“My plan for this year is pretty much done and I’m ready to start fresh. Can we just work on a new plan for next year?”
My coaching client had unknowingly uttered a common end-of-year refrain. It’s the number one mistake that people make even before they begin goal setting for the year. I had been coaching this client all year, carrying out an ambitious plan to grow his business and renew his focus on his own health and well-being, and in his mind, the current year’s plan was old news. He was ready to move on.
But in my mind, there was still unfinished business. We needed to bring some closure to this year’s plan – to acknowledge what had been accomplished, as well as what lessons had been learned along the way. He needed to wrap up one year and “put a bow on it” before moving on to the next. I always encourage clients not to settle for this lack of completion with a plan that can cause us to miss out on so many blessings – things that can propel us forward in our new plan, providing information that makes our goal setting for the new year that much stronger, more attuned and more focused – often leading to even better results!
Fortunately, he accepted my insistence that we close out his current plan before creating a new one. We reviewed his achievements and lessons learned, scored the plan, and talked about the impact his guidelines and new paradigm had made in his life. He even thanked me for insisting that he remember the importance of the fourth stage in the Cycle of Productivity – the pause to acknowledge and gain momentum for moving forward. It’s this step that separates Best Year Yet® from most other goal setting programs and it’s one of the most powerful tools in creating goals that really matter to us for the coming year.
I have become an impassioned advocate for this idea of “closure” and I’ve seen the difference it makes in many clients’ experiences. But I had not put a name to it or applied the lesson to myself until I made it a guideline in my own personal Best Year Yet plan two years ago. This is when my personal lesson about “wrapping up one thing before starting another” turned into the simple phrase, “Put a Bow On It.” It became a powerful reminder for me, and I found so many applications:
- Taking time after a meeting to make notes in my file, schedule action steps I had committed to take, and put the file away, rather than add it to a pile in my office.
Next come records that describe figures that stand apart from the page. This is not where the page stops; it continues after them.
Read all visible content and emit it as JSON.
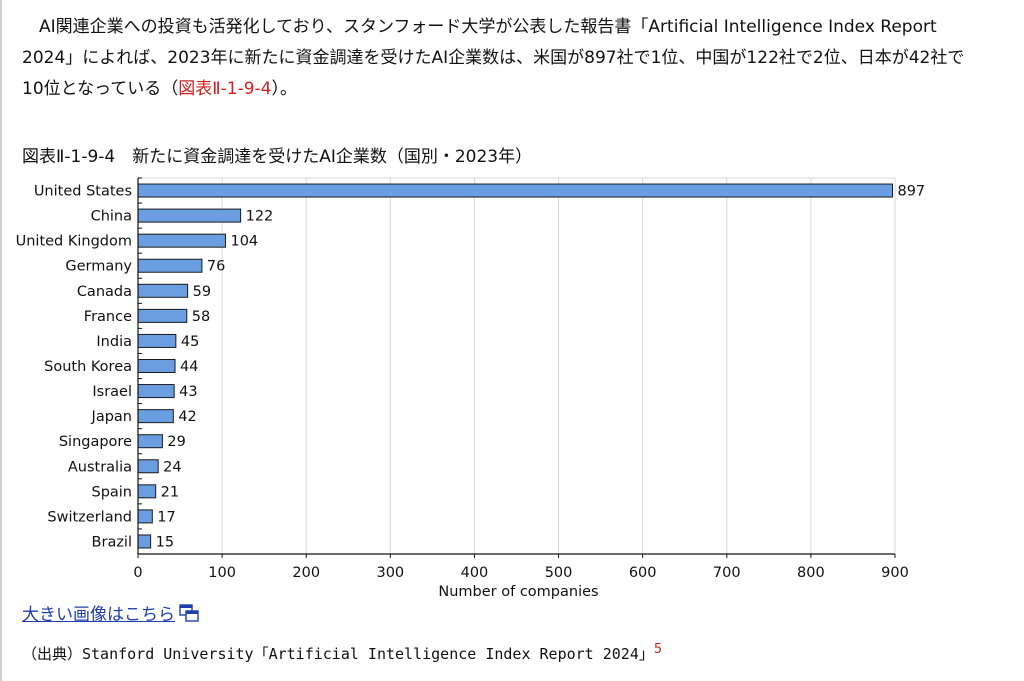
{
  "paragraph": {
    "text_before": "　AI関連企業への投資も活発化しており、スタンフォード大学が公表した報告書「Artificial Intelligence Index Report 2024」によれば、2023年に新たに資金調達を受けたAI企業数は、米国が897社で1位、中国が122社で2位、日本が42社で10位となっている（",
    "ref_link": "図表Ⅱ-1-9-4",
    "text_after": "）。"
  },
  "figure_title": "図表Ⅱ-1-9-4　新たに資金調達を受けたAI企業数（国別・2023年）",
  "chart_data": {
    "type": "bar",
    "orientation": "horizontal",
    "categories": [
      "United States",
      "China",
      "United Kingdom",
      "Germany",
      "Canada",
      "France",
      "India",
      "South Korea",
      "Israel",
      "Japan",
      "Singapore",
      "Australia",
      "Spain",
      "Switzerland",
      "Brazil"
    ],
    "values": [
      897,
      122,
      104,
      76,
      59,
      58,
      45,
      44,
      43,
      42,
      29,
      24,
      21,
      17,
      15
    ],
    "xlabel": "Number of companies",
    "ylabel": "",
    "xlim": [
      0,
      900
    ],
    "xticks": [
      0,
      100,
      200,
      300,
      400,
      500,
      600,
      700,
      800,
      900
    ],
    "grid": true,
    "bar_color": "#6b9ee0",
    "bar_edge_color": "#1a1a1a"
  },
  "large_image_link": "大きい画像はこちら",
  "source": {
    "text": "（出典）Stanford University「Artificial Intelligence Index Report 2024」",
    "footnote": "5"
  }
}
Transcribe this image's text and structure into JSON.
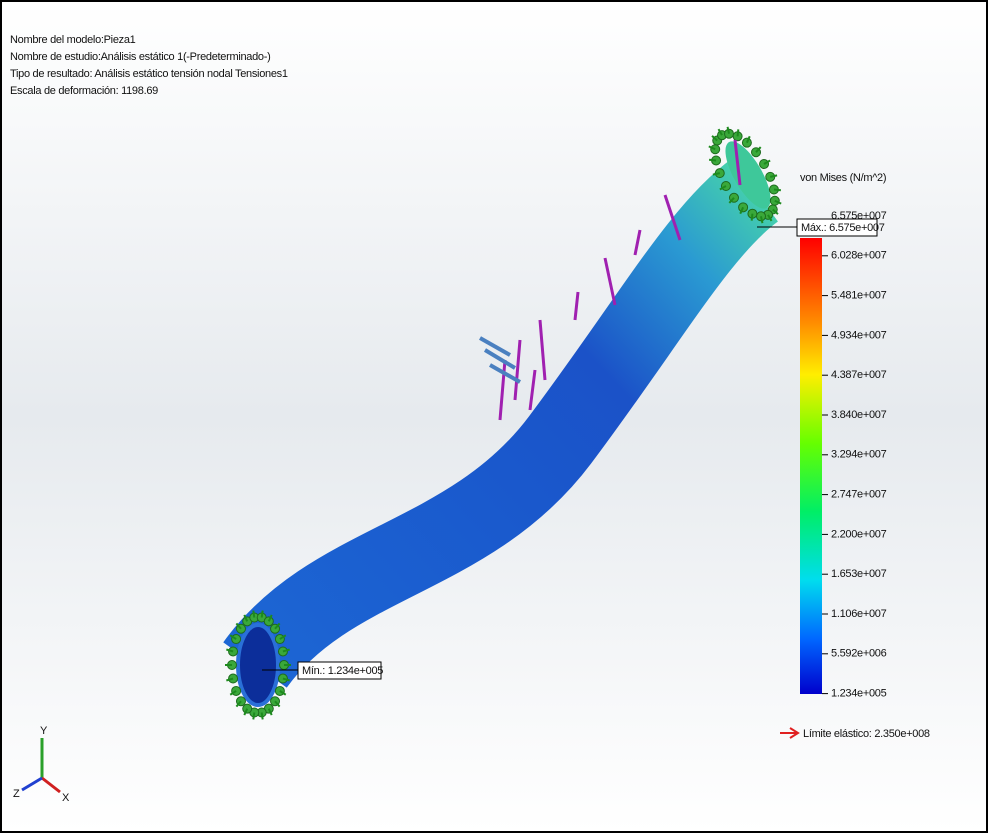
{
  "info": {
    "model": "Nombre del modelo:Pieza1",
    "study": "Nombre de estudio:Análisis estático 1(-Predeterminado-)",
    "result": "Tipo de resultado: Análisis estático tensión nodal Tensiones1",
    "scale": "Escala de deformación: 1198.69"
  },
  "legend": {
    "title": "von Mises (N/m^2)",
    "labels": [
      "6.575e+007",
      "6.028e+007",
      "5.481e+007",
      "4.934e+007",
      "4.387e+007",
      "3.840e+007",
      "3.294e+007",
      "2.747e+007",
      "2.200e+007",
      "1.653e+007",
      "1.106e+007",
      "5.592e+006",
      "1.234e+005"
    ]
  },
  "max_label": "Máx.: 6.575e+007",
  "min_label": "Mín.: 1.234e+005",
  "yield_label": "Límite elástico: 2.350e+008",
  "triad": {
    "x": "X",
    "y": "Y",
    "z": "Z"
  }
}
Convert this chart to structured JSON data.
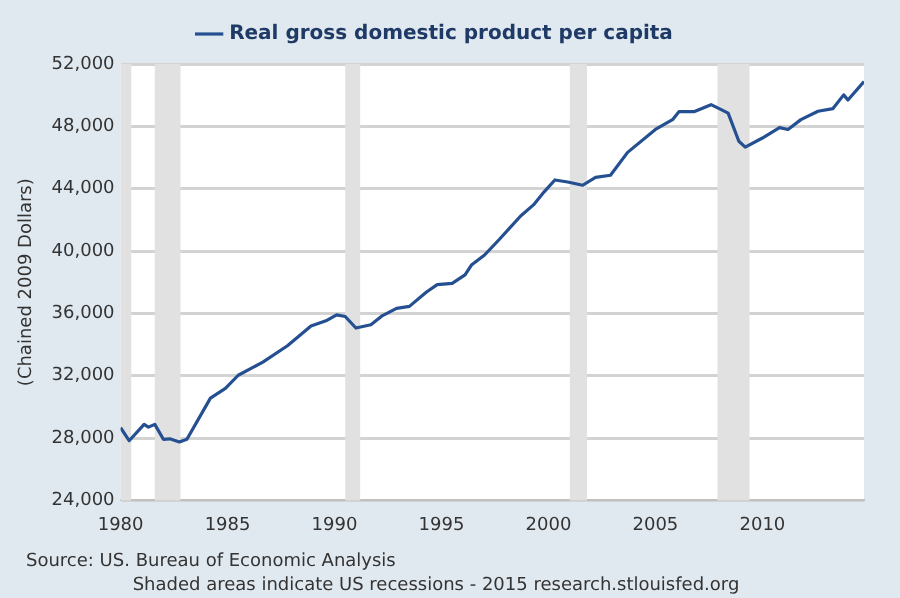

- Finishing one project before setting it aside to start on another.
- Planning a transition event to celebrate the end of one leader’s term on a board and welcome a new leader.
It’s hard to describe the difference that “putting a bow on it” makes. Sometimes it’s like the feeling you get when you clean out a closet or clear off your desk. You feel organized and confident that you know where everything is. You release the mental clutter from the finished project and your mind is unencumbered, free to address the next challenge with clarity and energy.
Sometimes it’s the warm glow of knowing you’ve done a good job – and being acknowledged for it. When we rapidly move from one project to another without taking the time to reflect and feel good about what we’ve accomplished, we start to feel burned out and taken for granted. Making time to acknowledge hard work can result in a new boost of energy and optimism.
It can also reward us with pleasant and unexpected surprises. Most clients are amazed at how much they accomplished, even in areas where it felt like they had not done much. It’s a reminder of the power of intention in our goal setting. Our minds will often continue to work toward our goals even when we are not conscious that it is happening. The proof is in the results – results you may not ever notice unless you stop to complete the process of review.
Putting a bow on it can also result in a sense of wholeness, or feeling complete, even when it involves more than one person. When many people share an experience (a group traveling together, a team working on a project, etc.) it’s important to meet as a group and give each person the opportunity to talk about the experience, share insights and different perspectives. In this way, each person feels a sense of closure and completeness.
And even when the closure is about the sadness of an ending, a friend moving away, a team member’s retirement, losing a client, etc. the act of putting a bow on it brings a sense of peace, knowing that everything that needed to be said had a chance to be said.
When I think about putting a bow on it, I’m reminded of my friend’s 5-year-old grandson who received a hastily wrapped gift from her for his birthday. He looked at the gift and then looked at her and said, “There isn’t any ribbon on it.” Even HE knew it wasn’t finished.
Don’t fall victim to the same mistake. The next time you conclude a yearly plan or project – even if you’ve worked on it all by yourself – take some time to wrap up all the loose ends and put a bow on it. Then sit back and enjoy that feeling of completeness before jumping into your new year.